RisingWave in Production
Following a thorough evaluation, RisingWave was deployed in production to replace the existing pipelines. With RisingWave in place, engineers no longer need to navigate between different systems to maintain data pipelines. Debugging streaming queries has become remarkably straightforward, thanks to the accessibility of all the materialized views created inside.
One initial concern was whether all of Flink's Java-based jobs could be rewritten using SQL. Fortunately, this proved to be a non-issue, as RisingWave offers UDF support. This means that users can write custom UDFs in Python and Java, seamlessly integrating them into the data processing workflow. This feature simplifies the process by connecting the written UDF methods with RisingWave using a straightforward SQL statement.

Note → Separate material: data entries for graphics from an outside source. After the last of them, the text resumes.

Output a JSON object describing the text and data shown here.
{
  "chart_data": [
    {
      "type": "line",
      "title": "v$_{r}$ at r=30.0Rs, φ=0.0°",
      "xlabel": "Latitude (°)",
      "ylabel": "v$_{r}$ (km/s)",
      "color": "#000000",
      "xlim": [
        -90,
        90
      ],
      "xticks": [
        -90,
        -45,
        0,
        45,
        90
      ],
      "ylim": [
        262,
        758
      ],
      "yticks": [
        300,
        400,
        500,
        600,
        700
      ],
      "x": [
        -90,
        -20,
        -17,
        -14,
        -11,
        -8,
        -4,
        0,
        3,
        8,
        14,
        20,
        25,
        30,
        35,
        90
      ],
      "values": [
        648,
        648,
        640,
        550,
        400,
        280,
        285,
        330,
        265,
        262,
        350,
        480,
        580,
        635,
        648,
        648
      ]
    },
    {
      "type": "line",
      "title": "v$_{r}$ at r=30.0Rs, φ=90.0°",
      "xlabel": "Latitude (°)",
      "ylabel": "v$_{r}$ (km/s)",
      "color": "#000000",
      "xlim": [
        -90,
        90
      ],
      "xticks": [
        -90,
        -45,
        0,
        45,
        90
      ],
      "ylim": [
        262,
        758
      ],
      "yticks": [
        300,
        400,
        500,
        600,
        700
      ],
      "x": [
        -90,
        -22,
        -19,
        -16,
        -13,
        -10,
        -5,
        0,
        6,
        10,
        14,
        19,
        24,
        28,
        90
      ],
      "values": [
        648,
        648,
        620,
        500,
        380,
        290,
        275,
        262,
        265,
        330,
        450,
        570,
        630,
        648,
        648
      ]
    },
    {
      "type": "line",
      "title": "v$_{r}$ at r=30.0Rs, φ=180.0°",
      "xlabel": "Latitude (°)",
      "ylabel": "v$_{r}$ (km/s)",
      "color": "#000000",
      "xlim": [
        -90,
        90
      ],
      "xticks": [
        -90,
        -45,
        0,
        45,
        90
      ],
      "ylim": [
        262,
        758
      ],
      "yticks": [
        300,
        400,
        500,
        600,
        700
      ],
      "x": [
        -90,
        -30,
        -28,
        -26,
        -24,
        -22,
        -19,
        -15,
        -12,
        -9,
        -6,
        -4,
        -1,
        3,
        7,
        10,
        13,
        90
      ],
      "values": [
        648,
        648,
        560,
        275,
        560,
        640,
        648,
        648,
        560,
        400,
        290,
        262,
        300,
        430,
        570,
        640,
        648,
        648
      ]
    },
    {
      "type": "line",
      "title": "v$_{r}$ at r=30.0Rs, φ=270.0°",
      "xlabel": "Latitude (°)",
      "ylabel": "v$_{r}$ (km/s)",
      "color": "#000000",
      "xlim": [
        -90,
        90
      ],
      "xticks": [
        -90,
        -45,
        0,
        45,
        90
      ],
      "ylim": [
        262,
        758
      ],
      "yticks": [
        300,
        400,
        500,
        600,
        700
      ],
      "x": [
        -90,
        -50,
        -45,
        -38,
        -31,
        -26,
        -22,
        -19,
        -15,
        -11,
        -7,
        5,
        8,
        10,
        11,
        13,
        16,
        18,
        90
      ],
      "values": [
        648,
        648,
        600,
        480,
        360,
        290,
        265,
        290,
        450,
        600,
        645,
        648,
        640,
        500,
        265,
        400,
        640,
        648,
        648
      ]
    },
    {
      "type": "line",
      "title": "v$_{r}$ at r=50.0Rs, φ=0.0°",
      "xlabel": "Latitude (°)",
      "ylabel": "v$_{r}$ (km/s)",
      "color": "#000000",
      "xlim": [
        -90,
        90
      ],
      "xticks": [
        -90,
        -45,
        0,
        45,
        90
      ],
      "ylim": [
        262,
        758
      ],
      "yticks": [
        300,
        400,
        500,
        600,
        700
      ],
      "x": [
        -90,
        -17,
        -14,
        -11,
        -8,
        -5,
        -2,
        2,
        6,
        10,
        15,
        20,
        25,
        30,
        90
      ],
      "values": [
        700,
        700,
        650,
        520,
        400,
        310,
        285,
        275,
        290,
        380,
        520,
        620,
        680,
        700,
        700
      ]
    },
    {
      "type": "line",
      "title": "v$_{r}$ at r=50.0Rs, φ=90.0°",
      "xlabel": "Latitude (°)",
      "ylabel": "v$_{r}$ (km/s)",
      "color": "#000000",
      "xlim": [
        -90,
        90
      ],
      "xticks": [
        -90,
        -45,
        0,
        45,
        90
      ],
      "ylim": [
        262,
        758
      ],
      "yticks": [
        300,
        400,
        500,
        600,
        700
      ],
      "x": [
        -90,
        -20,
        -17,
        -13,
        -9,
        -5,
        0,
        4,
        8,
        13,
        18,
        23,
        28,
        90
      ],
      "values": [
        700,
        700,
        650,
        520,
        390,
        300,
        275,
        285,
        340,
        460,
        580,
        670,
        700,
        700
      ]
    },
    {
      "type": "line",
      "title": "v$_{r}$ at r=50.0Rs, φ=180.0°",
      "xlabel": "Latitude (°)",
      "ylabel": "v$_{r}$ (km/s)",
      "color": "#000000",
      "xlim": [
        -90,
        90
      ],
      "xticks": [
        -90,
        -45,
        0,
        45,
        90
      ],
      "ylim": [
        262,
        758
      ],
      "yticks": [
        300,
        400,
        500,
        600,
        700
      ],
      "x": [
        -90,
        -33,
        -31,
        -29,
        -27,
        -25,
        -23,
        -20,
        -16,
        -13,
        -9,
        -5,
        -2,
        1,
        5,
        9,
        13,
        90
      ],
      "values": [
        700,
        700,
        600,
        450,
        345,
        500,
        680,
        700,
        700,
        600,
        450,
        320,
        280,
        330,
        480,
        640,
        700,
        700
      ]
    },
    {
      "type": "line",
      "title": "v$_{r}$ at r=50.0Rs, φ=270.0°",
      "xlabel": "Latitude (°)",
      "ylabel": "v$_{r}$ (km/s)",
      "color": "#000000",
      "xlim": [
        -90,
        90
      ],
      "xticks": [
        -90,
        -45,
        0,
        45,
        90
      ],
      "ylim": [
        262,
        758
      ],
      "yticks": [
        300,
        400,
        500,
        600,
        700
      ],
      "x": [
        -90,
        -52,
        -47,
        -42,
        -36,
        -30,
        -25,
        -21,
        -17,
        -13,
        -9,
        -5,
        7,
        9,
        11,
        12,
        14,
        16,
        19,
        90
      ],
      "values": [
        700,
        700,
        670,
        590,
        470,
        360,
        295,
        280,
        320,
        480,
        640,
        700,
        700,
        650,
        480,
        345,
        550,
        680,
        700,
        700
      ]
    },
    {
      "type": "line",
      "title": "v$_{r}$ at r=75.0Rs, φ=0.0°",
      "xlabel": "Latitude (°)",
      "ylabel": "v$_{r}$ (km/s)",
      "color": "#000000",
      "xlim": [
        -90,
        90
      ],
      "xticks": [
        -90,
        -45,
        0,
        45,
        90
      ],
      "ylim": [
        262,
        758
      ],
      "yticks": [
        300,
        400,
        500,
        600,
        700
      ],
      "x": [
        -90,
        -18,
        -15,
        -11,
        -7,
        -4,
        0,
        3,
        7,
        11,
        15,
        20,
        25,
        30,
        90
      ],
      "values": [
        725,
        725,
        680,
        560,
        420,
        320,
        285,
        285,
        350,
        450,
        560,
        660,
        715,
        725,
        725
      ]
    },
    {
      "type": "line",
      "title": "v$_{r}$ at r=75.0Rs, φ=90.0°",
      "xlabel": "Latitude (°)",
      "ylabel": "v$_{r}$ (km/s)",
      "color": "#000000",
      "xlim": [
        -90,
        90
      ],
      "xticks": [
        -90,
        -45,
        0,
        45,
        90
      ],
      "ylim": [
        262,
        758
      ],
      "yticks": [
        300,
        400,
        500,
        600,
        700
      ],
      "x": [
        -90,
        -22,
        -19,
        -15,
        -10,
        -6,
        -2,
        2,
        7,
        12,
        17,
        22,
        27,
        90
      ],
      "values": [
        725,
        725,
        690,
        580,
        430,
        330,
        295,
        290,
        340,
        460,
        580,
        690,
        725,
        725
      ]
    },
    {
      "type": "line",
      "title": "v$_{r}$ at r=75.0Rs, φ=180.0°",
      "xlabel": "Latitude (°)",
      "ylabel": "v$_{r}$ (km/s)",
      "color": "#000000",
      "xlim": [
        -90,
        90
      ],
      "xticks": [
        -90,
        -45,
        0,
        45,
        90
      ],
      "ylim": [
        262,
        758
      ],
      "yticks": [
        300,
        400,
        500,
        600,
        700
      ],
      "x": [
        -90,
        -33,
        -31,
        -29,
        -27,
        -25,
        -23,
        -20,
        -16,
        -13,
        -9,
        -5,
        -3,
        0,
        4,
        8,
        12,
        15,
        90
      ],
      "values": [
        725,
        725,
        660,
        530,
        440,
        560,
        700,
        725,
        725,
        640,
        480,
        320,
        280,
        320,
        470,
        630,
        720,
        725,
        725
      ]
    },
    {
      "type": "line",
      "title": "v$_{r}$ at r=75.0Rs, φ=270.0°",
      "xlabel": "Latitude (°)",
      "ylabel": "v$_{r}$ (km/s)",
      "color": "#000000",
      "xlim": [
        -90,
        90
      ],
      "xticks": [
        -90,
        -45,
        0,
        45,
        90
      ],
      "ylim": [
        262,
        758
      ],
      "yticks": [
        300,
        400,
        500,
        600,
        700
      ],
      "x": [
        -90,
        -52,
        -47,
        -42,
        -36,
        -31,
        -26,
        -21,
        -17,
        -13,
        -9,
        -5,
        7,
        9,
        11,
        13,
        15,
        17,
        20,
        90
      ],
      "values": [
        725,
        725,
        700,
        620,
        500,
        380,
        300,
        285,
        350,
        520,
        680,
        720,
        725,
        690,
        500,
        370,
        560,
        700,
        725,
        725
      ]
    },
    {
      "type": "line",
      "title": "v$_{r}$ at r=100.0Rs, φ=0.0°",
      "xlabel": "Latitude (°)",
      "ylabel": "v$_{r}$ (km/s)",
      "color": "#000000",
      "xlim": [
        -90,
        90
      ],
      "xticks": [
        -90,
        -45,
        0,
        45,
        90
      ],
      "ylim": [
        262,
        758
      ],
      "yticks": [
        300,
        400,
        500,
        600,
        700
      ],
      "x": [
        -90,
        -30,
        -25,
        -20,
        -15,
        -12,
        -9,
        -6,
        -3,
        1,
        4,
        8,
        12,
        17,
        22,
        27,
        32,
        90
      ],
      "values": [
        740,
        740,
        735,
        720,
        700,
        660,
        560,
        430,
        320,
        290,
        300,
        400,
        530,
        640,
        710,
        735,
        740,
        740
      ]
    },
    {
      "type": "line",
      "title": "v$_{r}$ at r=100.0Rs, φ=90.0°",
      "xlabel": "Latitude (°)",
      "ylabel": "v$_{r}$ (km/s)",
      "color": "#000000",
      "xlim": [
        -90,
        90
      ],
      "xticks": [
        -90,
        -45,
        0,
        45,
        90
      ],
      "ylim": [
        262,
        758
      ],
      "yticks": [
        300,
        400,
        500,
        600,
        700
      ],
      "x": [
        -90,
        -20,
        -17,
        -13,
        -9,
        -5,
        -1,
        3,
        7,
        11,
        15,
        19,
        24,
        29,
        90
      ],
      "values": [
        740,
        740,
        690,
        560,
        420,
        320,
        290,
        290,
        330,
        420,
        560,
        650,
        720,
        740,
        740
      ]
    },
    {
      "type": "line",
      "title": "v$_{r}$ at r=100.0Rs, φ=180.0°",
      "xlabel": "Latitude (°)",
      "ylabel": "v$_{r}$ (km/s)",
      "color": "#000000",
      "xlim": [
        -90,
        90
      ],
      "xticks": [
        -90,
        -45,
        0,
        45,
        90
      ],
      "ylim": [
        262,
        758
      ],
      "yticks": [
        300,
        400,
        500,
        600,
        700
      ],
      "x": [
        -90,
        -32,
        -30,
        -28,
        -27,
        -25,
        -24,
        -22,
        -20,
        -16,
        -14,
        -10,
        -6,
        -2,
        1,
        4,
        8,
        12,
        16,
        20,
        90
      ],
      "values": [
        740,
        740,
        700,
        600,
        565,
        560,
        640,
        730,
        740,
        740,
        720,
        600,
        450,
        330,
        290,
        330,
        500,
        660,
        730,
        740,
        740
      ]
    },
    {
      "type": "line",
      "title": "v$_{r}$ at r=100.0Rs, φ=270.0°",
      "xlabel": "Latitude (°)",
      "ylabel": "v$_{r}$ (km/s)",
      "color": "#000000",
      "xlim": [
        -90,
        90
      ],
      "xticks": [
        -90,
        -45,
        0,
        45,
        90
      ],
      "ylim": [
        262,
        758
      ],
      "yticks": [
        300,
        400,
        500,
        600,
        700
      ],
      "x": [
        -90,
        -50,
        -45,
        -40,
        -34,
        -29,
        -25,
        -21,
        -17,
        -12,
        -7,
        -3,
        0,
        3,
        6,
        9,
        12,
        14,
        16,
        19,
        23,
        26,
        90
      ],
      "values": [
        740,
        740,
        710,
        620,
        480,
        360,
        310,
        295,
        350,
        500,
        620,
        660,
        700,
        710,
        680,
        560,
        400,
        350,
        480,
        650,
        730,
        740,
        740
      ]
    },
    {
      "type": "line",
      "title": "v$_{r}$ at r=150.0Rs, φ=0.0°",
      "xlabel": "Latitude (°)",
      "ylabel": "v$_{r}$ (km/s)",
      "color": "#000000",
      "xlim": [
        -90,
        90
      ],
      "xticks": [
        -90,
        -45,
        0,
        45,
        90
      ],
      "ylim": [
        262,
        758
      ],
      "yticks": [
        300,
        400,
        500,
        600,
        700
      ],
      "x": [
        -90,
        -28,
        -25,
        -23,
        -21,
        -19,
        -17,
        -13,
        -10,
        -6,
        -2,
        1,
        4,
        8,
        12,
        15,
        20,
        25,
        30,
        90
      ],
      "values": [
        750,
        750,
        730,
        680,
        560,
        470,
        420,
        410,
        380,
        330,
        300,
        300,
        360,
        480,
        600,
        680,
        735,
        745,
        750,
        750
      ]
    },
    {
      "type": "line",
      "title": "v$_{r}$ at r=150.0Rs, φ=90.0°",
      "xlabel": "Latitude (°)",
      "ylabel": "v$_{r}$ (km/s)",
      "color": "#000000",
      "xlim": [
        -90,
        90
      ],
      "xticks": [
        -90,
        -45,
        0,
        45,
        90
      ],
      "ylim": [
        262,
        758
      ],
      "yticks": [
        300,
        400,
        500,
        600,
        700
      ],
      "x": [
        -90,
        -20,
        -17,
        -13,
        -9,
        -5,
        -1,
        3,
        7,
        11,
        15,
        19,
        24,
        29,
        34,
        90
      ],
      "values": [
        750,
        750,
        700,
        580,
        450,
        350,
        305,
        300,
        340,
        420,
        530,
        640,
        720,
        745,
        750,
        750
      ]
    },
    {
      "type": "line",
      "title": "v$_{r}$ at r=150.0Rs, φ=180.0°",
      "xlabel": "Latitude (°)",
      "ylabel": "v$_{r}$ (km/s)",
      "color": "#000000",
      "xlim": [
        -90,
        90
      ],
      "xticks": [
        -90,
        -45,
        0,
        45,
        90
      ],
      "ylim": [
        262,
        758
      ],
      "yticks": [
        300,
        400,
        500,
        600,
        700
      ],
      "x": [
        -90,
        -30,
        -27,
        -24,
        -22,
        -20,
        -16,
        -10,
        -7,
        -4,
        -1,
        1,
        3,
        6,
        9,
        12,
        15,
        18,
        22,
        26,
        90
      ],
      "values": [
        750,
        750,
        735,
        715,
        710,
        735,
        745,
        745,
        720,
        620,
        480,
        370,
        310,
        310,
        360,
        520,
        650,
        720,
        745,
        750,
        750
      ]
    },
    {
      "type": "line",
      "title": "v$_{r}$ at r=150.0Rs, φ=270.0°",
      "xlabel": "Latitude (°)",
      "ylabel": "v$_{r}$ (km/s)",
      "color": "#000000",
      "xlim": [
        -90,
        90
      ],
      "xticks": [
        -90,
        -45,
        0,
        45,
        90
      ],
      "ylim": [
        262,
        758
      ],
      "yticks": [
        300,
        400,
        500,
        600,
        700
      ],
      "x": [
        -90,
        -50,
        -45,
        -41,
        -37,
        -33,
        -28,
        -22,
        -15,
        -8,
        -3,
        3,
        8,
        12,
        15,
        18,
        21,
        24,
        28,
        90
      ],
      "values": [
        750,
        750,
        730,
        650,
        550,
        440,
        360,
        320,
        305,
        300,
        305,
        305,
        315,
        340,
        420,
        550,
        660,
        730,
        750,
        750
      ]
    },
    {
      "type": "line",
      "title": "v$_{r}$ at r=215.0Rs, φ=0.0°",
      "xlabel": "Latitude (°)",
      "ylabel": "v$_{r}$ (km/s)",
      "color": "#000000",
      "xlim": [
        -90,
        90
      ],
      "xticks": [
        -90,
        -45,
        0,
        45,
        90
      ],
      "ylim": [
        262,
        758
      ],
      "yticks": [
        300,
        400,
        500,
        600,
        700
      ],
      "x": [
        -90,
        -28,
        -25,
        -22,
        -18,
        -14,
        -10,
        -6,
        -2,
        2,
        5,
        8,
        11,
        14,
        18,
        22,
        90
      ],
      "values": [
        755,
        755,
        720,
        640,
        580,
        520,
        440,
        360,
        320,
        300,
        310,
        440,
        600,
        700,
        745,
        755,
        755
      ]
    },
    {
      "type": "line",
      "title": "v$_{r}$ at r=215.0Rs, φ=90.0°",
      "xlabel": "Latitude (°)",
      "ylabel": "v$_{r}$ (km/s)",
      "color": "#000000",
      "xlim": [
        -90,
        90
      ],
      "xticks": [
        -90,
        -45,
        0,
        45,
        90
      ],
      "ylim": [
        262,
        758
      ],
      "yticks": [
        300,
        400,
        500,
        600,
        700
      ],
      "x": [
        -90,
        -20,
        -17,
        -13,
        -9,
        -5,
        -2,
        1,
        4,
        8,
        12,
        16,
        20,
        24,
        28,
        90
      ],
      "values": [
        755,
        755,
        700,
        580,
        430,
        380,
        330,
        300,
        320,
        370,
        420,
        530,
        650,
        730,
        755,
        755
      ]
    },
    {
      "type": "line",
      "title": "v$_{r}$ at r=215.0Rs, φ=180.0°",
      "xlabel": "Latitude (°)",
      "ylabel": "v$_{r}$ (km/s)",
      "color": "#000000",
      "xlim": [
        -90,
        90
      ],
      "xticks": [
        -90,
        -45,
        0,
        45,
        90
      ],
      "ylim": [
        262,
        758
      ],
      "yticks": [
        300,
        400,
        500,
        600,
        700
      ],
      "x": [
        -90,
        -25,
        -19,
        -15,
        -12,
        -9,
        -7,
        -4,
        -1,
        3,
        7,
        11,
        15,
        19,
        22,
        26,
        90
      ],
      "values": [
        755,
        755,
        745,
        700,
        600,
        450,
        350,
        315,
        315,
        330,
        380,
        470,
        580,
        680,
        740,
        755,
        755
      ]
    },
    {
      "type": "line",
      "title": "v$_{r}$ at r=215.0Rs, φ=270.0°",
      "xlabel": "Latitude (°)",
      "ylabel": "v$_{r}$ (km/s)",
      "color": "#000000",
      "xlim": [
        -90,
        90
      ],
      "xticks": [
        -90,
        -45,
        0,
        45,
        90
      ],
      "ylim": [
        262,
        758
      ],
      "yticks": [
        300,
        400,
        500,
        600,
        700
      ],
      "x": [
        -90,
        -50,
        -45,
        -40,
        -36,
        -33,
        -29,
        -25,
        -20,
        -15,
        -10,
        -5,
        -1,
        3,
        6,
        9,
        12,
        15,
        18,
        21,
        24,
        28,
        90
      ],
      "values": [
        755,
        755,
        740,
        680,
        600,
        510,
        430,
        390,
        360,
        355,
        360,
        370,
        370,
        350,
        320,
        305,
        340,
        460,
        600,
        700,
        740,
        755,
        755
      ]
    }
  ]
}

The infrastructure team has exciting plans to expand their utilization of RisingWave to construct more stream processing pipelines, subsequently eliminating unnecessary components, such as the data serving layer, from the existing data stack.
The data stack prior to the introduction of RisingWave appeared as follows:
The data stack following the implementation of RisingWave appears as follows:
For leaders in the financial services sector, real-time stream processing delivers significant business value. Gaining access to real-time insights empowers the company to combat fraud and enhance customer service.
By incorporating RisingWave as a critical component in their feature store, Company A has streamlined their data stack and bolstered their confidence in building data pipelines. This success story exemplifies how businesses can benefit from modern stream processing technology.